La Commission nationale pour la protection des données se voit régulièrement saisi de demandes de renseignements relatives à des caméras de vidéosurveillance mobiles installées dans les voitures de particuliers, sur des vélos, des motos, ou encore fixées sur les casques de cyclistes, de motocyclistes… (ces caméras ne sont toutefois pas à confondre avec les dispositifs installés dans les voitures aidant le conducteur à se garer et qui n’enregistrent pas les images). À ce titre, la CNPD tient à rappeler qu’elle estime que l’utilisation de telles vidéo-caméras (parfois appelées « dashcams ») qui filment la voie publique et qui sont susceptibles de capter des images de personnes reconnaissables est en pratique très difficilement réconciliable avec les obligations issues du règlement général pour la protection des données (ci-après le « RGPD »).
Tout d’abord, le captage et l’enregistrement par de tels dispositifs d’images de personnes identifiables ou de véhicules dont la plaque minéralogique apparaît lisiblement constituent un traitement de données à caractère personnel au sens du RGPD.

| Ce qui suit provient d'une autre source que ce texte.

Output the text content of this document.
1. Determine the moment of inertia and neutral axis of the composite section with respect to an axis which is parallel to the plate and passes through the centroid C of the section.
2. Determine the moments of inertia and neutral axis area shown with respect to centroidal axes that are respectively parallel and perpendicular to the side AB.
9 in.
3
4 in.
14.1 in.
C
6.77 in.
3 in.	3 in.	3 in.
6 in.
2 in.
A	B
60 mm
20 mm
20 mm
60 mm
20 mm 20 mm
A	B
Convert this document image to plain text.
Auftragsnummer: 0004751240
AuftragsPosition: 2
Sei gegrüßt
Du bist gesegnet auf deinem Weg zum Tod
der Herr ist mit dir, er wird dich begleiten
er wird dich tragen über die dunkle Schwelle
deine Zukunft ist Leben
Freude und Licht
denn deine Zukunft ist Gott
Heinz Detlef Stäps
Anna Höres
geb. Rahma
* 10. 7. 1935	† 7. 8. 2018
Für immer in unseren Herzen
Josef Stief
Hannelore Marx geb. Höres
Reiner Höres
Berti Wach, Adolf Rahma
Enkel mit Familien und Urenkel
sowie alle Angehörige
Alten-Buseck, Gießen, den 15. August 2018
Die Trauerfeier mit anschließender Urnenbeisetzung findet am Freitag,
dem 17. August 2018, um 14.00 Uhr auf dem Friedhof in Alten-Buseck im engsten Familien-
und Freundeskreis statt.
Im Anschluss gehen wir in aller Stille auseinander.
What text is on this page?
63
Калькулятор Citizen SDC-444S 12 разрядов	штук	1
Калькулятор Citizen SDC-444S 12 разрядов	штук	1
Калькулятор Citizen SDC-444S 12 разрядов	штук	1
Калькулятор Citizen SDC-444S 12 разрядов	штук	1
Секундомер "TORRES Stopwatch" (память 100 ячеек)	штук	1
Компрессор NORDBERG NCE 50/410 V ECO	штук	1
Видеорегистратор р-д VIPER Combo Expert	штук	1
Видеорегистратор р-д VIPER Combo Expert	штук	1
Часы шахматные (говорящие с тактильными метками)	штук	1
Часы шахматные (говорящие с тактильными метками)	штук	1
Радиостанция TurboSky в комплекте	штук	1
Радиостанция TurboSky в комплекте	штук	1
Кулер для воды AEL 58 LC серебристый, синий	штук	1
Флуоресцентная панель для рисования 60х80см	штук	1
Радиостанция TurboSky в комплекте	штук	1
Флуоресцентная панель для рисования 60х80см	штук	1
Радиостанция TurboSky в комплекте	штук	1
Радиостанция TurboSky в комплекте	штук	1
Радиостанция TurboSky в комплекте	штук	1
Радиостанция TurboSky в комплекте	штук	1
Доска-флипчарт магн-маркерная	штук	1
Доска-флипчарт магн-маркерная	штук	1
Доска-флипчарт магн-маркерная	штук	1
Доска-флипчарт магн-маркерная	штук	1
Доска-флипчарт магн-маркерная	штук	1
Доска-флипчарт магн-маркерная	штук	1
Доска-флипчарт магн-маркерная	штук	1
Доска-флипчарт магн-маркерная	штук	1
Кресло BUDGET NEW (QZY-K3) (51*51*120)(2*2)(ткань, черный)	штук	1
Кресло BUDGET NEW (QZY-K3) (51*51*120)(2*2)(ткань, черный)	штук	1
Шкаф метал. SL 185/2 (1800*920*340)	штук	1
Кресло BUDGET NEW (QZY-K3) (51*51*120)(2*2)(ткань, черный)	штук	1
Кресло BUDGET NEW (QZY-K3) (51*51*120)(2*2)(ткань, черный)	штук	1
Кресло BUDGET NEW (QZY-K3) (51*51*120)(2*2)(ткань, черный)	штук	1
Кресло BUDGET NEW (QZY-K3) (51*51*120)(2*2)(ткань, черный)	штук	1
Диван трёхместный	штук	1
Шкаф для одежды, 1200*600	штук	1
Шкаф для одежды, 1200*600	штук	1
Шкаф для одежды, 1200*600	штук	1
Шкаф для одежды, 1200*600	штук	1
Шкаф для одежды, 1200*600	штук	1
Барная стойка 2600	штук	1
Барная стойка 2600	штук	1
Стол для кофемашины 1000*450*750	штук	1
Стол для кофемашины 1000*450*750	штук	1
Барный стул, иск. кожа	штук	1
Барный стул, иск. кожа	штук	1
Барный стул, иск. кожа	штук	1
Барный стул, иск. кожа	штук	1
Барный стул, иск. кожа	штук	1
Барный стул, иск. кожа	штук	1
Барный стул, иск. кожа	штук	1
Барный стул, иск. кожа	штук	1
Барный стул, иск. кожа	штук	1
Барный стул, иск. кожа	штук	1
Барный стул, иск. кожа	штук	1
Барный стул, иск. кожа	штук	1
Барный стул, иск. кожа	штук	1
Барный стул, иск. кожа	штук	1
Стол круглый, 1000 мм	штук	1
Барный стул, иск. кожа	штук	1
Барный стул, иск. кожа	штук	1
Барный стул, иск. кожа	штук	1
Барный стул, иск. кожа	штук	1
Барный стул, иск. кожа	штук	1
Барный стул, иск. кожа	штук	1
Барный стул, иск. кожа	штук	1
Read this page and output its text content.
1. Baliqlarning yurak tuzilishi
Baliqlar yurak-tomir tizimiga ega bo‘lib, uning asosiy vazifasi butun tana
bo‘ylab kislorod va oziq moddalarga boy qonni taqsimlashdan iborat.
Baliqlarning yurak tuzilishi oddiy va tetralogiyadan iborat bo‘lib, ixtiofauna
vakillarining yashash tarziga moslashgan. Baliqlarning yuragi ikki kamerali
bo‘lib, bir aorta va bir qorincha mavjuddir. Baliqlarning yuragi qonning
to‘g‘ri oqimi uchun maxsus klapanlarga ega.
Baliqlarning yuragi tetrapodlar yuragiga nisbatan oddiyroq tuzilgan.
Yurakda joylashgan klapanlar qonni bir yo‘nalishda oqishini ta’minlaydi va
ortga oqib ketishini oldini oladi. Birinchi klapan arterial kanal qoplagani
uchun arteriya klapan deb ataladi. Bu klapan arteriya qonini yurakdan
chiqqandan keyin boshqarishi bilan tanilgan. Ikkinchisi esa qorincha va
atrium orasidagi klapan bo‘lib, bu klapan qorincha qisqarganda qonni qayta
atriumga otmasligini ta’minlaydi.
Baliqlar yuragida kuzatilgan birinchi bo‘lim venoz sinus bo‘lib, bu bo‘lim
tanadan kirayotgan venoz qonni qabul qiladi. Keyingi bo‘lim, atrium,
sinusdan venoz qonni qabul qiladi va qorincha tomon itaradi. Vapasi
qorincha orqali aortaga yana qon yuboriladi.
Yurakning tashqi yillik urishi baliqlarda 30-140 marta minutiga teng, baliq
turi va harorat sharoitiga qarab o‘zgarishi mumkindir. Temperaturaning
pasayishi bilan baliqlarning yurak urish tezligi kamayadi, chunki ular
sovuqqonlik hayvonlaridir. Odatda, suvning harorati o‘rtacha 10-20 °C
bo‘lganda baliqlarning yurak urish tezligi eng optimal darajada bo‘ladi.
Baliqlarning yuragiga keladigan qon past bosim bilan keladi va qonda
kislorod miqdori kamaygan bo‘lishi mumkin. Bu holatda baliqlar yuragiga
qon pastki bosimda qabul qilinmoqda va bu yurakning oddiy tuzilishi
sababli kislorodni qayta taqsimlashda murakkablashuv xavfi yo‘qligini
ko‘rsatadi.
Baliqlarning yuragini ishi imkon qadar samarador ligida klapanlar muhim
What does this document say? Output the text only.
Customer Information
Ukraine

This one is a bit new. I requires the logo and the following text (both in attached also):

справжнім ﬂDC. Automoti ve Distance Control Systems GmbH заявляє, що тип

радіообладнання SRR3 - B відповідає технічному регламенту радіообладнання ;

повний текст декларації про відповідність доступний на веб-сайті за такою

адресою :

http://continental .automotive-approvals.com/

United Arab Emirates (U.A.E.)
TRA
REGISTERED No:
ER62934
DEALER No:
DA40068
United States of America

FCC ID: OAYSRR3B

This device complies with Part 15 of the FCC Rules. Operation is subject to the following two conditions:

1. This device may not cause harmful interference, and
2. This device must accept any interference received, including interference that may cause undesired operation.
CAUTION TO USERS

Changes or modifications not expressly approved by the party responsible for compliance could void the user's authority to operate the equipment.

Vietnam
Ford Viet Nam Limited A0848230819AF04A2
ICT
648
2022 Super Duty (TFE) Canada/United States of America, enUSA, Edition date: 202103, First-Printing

En principe, les traitements de données effectués par une personne dans le cadre d’une activité strictement personnelle ou domestique ne rentrent pas dans le champ d’application du RGPD (article 2 lettre (2), c) du RGPD). La Cour de justice de l’Union européenne considère que cette exemption doit être interprétée de manière stricte. Elle a d’ailleurs précisé les contours de cette exemption personnelle et domestique lors de l’affaire Ryneš du 11 décembre 2014.
Dans cette affaire, la Cour a ainsi considéré que l’exception prévue pour les traitements concernant l’exercice d’activités strictement personnelles ou domestiques ne s’applique pas à un système de vidéosurveillance, installé par une personne physique sur sa maison familiale, qui s’étend à l’espace public ou au terrain d'un voisin et qui, de ce fait, est dirigé en dehors de la sphère privée de la personne traitant les données. Un tel traitement tombe donc sous le champ d’application du RGPD.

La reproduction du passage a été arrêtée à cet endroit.